Commemorating a Legend
Clemson University prides itself on celebrating the men and women who have attended this great institution. Ben Robertson, Class of 1923, is one such alumnus whose legacy must be commemorated. After being born and raised in the upstate and graduating Clemson College in 1923, Ben Robertson went on to write several books that received major national attention, specifically I Saw England, his 1941 eyewitness account of the British people during their finest hour and his classic southern tribute, Red Hills and Cotton: An Upcountry Memory (1942). In addition to being a novelist, he was also a journalist, social critic, and international correspondent. Unfortunately, his life was cut short when his flight aboard a Yankee Clipper went down near Lisbon in February of 1943.
Despite all his accomplishments and international recognition, Ben Robertson is, as Dr. Alan Grubb describes him, "one of those overlooked Clemson graduates." The Ben Robertson Society Creative Inquiry, led by Grubb and Dr. Beatrice Bailey, is trying to change this. Their goal is to bring further recognition to Ben Robertson and to honor his legacy as a champion of freedoms throughout the world and as an interpreter of his beloved upcountry South Carolina.

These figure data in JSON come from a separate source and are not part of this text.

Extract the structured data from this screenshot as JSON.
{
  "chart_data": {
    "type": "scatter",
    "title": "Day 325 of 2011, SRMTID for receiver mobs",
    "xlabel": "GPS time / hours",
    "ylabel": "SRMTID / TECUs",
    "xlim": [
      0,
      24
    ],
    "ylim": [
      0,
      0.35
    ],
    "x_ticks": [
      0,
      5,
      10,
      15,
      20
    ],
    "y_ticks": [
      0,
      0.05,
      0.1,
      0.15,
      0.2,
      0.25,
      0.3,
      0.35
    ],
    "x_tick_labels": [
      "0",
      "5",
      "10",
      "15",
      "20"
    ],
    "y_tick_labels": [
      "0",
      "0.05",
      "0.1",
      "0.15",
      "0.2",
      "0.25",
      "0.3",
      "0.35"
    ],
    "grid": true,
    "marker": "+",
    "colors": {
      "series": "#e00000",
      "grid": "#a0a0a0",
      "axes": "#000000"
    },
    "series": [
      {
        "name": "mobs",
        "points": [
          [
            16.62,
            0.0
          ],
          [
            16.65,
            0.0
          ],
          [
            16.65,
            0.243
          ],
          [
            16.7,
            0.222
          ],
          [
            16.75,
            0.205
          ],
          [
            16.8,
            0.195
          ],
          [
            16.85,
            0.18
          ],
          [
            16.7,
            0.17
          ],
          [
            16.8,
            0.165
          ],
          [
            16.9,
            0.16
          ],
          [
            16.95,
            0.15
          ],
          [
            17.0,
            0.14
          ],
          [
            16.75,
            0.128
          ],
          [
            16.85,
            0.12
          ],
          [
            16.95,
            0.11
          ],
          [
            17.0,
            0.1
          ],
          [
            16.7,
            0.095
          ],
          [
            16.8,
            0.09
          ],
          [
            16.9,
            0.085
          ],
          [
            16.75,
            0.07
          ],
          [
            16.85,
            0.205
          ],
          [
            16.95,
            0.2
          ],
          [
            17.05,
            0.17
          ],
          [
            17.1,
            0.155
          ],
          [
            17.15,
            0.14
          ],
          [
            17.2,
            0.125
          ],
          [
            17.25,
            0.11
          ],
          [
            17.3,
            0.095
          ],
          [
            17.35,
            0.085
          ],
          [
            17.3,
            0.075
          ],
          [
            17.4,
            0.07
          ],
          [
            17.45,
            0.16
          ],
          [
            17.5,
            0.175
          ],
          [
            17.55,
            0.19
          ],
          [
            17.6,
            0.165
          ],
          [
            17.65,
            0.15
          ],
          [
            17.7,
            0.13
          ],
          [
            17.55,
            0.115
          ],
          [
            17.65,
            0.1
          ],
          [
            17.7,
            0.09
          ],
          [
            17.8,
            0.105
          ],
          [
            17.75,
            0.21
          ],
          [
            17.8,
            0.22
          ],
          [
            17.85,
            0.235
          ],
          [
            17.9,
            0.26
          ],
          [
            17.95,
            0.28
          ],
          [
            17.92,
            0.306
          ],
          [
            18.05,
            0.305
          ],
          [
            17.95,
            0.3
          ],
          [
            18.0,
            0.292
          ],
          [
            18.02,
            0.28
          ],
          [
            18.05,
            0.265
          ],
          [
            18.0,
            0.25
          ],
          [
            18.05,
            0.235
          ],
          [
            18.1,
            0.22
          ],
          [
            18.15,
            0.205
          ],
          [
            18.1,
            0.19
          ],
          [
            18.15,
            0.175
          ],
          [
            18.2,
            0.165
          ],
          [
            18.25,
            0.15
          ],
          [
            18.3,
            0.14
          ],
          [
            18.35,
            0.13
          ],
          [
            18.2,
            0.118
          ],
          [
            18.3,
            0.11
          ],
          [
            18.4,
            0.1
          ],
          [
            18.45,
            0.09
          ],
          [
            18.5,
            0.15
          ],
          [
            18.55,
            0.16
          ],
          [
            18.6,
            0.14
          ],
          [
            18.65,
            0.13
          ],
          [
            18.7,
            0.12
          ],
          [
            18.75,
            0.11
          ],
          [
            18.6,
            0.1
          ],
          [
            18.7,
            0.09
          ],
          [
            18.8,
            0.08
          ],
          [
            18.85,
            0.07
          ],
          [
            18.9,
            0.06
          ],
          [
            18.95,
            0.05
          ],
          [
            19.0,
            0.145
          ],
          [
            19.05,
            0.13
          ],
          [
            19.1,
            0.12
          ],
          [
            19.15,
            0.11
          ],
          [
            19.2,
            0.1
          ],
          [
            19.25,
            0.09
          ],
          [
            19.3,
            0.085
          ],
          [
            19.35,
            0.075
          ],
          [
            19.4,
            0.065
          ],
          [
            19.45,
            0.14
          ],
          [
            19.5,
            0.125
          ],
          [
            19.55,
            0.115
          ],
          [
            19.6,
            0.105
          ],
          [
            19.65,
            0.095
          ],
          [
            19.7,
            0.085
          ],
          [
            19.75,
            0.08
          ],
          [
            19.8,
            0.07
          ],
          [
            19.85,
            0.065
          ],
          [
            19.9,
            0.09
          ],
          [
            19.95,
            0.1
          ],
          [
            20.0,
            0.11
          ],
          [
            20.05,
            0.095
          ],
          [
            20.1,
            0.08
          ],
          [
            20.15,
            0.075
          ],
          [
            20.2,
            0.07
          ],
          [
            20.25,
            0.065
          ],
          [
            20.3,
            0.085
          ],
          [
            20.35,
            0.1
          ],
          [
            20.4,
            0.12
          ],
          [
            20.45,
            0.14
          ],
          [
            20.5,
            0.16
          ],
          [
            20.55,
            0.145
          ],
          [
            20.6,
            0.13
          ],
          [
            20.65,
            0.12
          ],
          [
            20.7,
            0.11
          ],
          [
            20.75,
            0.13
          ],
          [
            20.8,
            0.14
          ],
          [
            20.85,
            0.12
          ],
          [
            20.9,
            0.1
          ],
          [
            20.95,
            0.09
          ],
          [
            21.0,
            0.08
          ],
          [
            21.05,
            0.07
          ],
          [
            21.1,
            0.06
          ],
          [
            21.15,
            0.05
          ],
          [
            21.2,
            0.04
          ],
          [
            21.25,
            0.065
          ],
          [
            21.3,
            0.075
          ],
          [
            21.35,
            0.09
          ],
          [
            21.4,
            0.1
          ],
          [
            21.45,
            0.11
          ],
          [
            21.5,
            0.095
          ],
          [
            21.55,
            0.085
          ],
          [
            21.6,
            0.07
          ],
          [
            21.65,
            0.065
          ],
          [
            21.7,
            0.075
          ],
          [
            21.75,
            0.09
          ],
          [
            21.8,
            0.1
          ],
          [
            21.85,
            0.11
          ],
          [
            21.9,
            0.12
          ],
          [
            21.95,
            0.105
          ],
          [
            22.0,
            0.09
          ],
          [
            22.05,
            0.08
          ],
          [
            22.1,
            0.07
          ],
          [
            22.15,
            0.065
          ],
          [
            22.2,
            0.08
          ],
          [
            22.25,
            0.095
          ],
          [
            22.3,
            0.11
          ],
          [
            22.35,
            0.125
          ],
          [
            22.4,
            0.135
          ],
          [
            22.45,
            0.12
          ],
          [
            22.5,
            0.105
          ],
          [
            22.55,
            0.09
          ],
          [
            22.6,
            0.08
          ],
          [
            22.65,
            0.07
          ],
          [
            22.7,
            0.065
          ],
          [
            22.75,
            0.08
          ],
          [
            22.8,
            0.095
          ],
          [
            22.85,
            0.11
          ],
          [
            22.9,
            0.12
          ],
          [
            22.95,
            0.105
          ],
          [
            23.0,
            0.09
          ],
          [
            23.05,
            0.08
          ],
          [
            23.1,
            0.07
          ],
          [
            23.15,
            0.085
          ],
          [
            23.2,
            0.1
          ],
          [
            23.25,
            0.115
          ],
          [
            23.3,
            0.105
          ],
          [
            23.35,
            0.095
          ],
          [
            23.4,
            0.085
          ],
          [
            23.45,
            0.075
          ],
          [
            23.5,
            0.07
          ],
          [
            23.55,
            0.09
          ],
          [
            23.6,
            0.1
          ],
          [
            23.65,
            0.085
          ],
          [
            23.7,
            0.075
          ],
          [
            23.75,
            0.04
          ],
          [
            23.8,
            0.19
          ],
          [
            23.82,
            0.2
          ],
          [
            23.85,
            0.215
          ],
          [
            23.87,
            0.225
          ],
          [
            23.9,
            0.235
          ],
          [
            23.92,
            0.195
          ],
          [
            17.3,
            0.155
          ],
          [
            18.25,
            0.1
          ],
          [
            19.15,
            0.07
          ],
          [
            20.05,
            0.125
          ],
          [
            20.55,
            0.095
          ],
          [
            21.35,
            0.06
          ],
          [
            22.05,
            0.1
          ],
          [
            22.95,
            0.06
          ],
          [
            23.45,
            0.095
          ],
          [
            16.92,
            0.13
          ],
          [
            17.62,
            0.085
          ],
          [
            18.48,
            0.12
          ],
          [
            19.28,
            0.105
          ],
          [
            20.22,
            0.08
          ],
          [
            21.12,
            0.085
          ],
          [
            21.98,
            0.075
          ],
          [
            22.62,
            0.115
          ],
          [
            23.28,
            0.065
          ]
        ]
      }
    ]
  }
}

To create a larger awareness for Ben Robertson, they worked with interested students to help found a new undergraduate organization, The Ben Robertson Society. Bailey describes this undertaking as a challenging yet "exciting venture and a good way for students to begin sharing their research, preservation, and civic outreach projects with others."
Students are developing an online museum that includes images, articles, unpublished manuscripts and research about Ben Robertson. It will also offer details about Ben Robertson Society's events and efforts. Eventually, the online museum may include a digital archive of Clemson's Ben Robertson Papers currently housed in Special Collections. Aside from creating the online museum, students are making resource guides for Ben Robertson's texts to be used in public schools throughout South Carolina. Each semester focuses on a different Ben Robertson book. This past fall, they made a resource guide for I Saw England.
Through this Creative Inquiry, Grubb notes, students have not only gained insight into Ben Robertson's life, but they have experienced "a tremendous sense of discovery." One of the students, Richard Moore, felt a special connection to Ben Robertson because, like Robertson, Moore is also in ROTC. Robertson was in the inaugural ROTC class offered at Clemson, begun after World War I to prepare students for any possible future military action. Through his research, Moore discovered the rigorous demands of ROTC back then and noted that Robertson learned to use a machine gun while here.
This Creative Inquiry really grew from Grubb's interest in promoting Clemson alumni who have been overlooked, and from Bailey's ongoing research into the life and legacy of this down-home internationalist who proved a champion of universal freedoms throughout the world. Ben Robertson is the perfect example of a Clemson graduate whose life may have been forgotten by the University, yet whose legacy should be commemorated. As Bailey says, "He is an alum, he belongs to all the students."